In der Spanne von 26 Jahren, in denen sich die vier Episoden von „Die langbeinige Fliege“/“Stiller Zorn“ abspielen, hat Griffin auch nicht immer den gewünschten Erfolg bei seinen Ermittlungen, aber durch die Begegnungen mit den Menschen, die er durch die Suche nach vermissten Personen kennenlernt, geht ihm auch das Vertrauen in die Welt verloren, was ihm entweder Trost im Alkohol oder in Beziehungen suchen lässt, denen kein gutes Ende vorherbestimmt ist.

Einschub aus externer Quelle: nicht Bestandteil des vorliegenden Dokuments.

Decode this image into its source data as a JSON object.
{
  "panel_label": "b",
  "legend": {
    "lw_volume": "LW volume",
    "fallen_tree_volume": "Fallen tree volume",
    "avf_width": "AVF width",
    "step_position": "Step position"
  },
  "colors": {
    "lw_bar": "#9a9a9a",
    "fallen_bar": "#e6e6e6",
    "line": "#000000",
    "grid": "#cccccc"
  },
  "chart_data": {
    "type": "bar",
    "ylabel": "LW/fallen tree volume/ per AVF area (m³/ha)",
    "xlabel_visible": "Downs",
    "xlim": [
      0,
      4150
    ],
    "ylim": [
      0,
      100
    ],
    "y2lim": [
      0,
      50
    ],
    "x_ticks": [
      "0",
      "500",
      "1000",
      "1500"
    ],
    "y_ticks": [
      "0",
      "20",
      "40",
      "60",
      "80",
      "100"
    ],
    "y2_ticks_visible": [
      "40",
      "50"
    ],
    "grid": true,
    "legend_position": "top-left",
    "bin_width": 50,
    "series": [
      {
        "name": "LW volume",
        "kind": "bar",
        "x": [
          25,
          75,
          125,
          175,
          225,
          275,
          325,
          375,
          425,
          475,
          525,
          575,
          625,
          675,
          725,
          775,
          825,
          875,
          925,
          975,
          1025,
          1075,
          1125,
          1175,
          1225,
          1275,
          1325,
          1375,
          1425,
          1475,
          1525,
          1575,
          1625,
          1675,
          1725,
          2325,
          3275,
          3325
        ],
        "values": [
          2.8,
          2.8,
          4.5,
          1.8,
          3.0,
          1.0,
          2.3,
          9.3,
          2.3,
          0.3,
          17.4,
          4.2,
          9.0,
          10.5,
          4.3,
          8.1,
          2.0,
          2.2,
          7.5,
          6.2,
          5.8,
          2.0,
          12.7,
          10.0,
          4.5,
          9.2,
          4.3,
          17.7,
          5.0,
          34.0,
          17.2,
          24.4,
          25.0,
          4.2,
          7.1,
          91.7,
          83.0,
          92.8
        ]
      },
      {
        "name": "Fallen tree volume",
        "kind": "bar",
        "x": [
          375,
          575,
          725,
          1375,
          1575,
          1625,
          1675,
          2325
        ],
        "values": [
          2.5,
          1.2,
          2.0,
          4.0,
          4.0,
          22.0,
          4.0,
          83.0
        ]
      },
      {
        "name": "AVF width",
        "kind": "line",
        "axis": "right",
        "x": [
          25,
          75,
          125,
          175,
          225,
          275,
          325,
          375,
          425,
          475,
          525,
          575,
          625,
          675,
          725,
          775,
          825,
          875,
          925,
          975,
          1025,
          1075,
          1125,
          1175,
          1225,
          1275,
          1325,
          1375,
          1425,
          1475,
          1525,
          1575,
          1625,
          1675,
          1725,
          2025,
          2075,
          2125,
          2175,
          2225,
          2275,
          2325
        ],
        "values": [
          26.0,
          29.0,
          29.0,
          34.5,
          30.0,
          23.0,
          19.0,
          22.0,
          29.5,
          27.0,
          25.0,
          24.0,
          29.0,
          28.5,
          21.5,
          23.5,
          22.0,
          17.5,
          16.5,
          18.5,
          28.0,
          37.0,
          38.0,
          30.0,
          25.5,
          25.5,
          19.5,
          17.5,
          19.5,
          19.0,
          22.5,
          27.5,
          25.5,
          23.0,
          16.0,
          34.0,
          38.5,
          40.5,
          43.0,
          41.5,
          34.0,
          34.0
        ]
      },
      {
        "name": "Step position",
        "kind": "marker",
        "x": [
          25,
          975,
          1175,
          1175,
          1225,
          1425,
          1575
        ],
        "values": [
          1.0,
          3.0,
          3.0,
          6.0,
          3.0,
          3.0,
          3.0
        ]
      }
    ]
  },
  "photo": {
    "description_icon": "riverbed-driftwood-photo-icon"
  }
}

In der Lebensgeschichte von Lew Griffin schwingt der trostlose Klang des Blues durch, und doch schlägt sich der Detektiv, Schuldeneintreiber, Lehrer und Schriftsteller irgendwie wacker, findet immer einen Unterschlupf, eine wie immer auch geartete Liebesbeziehung und einen Job. Er lässt sich nicht unterkriegen in dem Moloch der Großstadt, in der mehr als nur einzelne Menschen verloren gehen. Dabei sind es nur Fragmente, die Sallis seinem Publikum aus Griffins Leben präsentiert. Wenn er auf nicht mal 190 Seiten über ein Vierteljahrhundert im Leben seines Protagonisten rekapituliert, bleibt nicht viel Raum für ausführliche Charakterisierungen und vertrackte Plots. Vielmehr bietet Sallis‘ Debütroman eine Tour de force durch Schicksale, die Zeugnis davon ablegen, wie Schwarze immer noch ausgegrenzt und gedemütigt werden und auf der Suche nach etwas Glück auch auf falsche Versprechungen reinfallen. Die unorthodoxe Art, wie Sallis seine Figur durch das Leben straucheln, aber nicht fallen lässt, macht sein Debüt so fesselnd.